9/10
Underrated
5 September 2020
This film doesn't deserve a "10," but for only one reason. The ending is absurd and meaningless. Valerie Bertinelli's, and her director's, brilliant feminist interpretation of Henry James' misogynist story deserved a denouement. Without spoiling the five seconds or so of film that pass for an ending, it can be said those five seconds undo all the freshness of the movie. The Haunting of Helen Walker has three adult female characters: governess, estate manager (played by Diana Rigg), and housekeeper, none of whom hate one another, distrust one another, or-a typical Jamesian conceit-tolerate one another. Helen's increasing identification with children clearly victims of abuse and neglect doesn't cause the manager, for example, to demand her dismissal. Helen's American-ness isn't regarded as a mild form of illness. And unlike The Turn of the Screw, which questions a lonely protagonist's sanity, The Haunting of Helen Walker shows how a real governess living in isolated splendor might react when she is forsaken by two very rich children's sadistic uncle.

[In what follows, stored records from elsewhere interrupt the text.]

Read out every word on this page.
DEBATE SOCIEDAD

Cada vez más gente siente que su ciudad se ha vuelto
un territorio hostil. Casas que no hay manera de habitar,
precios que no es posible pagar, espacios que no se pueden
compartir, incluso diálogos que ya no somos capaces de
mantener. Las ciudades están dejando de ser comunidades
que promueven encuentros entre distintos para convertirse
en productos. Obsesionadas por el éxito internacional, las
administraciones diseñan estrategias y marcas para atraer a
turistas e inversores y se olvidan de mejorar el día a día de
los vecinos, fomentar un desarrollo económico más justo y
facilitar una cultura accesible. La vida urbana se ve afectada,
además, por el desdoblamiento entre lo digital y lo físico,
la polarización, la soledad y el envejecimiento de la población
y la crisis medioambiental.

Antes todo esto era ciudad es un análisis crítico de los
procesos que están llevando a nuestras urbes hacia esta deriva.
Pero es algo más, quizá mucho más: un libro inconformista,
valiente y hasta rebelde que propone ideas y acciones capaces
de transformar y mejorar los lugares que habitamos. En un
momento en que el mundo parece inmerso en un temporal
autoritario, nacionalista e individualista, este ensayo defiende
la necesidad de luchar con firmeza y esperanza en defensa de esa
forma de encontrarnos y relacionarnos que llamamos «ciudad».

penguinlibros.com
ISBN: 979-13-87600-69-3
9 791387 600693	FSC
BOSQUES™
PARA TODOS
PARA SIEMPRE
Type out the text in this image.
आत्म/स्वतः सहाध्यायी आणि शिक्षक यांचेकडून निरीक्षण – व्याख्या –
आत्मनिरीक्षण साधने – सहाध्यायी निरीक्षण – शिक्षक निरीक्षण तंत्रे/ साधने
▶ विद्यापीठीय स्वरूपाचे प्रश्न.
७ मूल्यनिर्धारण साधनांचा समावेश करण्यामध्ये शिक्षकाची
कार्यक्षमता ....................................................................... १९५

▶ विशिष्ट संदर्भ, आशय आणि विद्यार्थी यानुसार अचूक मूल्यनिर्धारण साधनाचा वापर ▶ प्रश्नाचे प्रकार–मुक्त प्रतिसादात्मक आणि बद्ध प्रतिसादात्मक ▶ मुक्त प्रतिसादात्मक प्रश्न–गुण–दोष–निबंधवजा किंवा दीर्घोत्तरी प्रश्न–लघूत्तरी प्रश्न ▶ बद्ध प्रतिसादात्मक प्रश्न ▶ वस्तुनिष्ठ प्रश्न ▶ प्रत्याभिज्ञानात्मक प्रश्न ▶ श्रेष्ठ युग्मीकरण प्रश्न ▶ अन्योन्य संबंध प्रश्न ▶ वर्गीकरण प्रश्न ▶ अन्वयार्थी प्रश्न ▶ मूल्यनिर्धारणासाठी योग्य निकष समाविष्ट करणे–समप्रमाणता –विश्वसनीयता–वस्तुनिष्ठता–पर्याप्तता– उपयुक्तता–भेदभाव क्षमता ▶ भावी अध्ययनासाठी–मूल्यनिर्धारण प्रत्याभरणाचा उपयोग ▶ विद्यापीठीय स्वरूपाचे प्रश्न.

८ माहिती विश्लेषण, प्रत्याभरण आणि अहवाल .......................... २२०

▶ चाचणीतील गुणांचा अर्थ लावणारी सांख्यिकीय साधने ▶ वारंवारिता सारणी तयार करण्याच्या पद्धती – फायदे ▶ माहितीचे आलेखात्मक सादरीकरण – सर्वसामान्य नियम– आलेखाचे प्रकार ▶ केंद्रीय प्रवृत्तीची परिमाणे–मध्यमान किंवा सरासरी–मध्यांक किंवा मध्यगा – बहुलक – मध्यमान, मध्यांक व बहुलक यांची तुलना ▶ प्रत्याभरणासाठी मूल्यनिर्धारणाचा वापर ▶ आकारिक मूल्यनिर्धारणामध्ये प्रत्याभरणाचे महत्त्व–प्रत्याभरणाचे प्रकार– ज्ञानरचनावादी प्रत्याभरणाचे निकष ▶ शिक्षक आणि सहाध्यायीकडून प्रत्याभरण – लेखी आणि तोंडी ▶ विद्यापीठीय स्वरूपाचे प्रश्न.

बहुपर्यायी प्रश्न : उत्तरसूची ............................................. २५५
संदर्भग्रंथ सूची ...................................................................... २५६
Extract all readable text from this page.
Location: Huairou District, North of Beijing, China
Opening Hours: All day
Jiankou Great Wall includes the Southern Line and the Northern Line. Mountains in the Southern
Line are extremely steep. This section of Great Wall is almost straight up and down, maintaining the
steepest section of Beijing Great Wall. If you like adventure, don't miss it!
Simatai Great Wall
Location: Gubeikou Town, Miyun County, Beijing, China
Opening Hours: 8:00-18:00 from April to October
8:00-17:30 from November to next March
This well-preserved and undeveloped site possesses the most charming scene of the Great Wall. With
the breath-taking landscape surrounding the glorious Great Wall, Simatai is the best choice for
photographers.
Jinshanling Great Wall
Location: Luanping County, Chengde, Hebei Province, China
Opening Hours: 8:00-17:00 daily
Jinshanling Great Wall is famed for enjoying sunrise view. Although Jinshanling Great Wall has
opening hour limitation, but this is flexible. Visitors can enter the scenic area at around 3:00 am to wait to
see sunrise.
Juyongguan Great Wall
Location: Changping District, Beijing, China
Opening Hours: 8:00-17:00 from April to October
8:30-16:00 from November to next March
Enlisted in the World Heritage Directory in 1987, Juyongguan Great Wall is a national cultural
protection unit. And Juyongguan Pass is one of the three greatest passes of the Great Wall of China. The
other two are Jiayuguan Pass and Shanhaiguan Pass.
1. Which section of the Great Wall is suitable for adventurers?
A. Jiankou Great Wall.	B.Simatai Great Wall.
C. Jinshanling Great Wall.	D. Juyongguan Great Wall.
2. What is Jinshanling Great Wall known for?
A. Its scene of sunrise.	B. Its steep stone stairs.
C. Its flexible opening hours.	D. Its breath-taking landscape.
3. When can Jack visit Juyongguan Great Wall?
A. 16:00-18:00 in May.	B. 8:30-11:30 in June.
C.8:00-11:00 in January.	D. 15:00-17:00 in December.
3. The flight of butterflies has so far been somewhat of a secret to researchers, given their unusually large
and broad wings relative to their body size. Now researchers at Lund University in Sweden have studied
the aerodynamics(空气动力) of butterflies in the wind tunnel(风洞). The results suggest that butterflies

I review older, generally unknown, sometimes ridiculed, films when I see they don't deserve the scores they receive on IMDB. The Haunting of Helen Walker inexplicably turns Walker into a victim at the end without letting us know how much time has passed, the circumstances of her losing her mind, or whether the other child who can be saved is saved. But that is the writer's (or writers') fault, not Bertinelli's or Rigg's. I don't think I've ever seen another production where Valerie Bertinelli's acting talent is put to better use.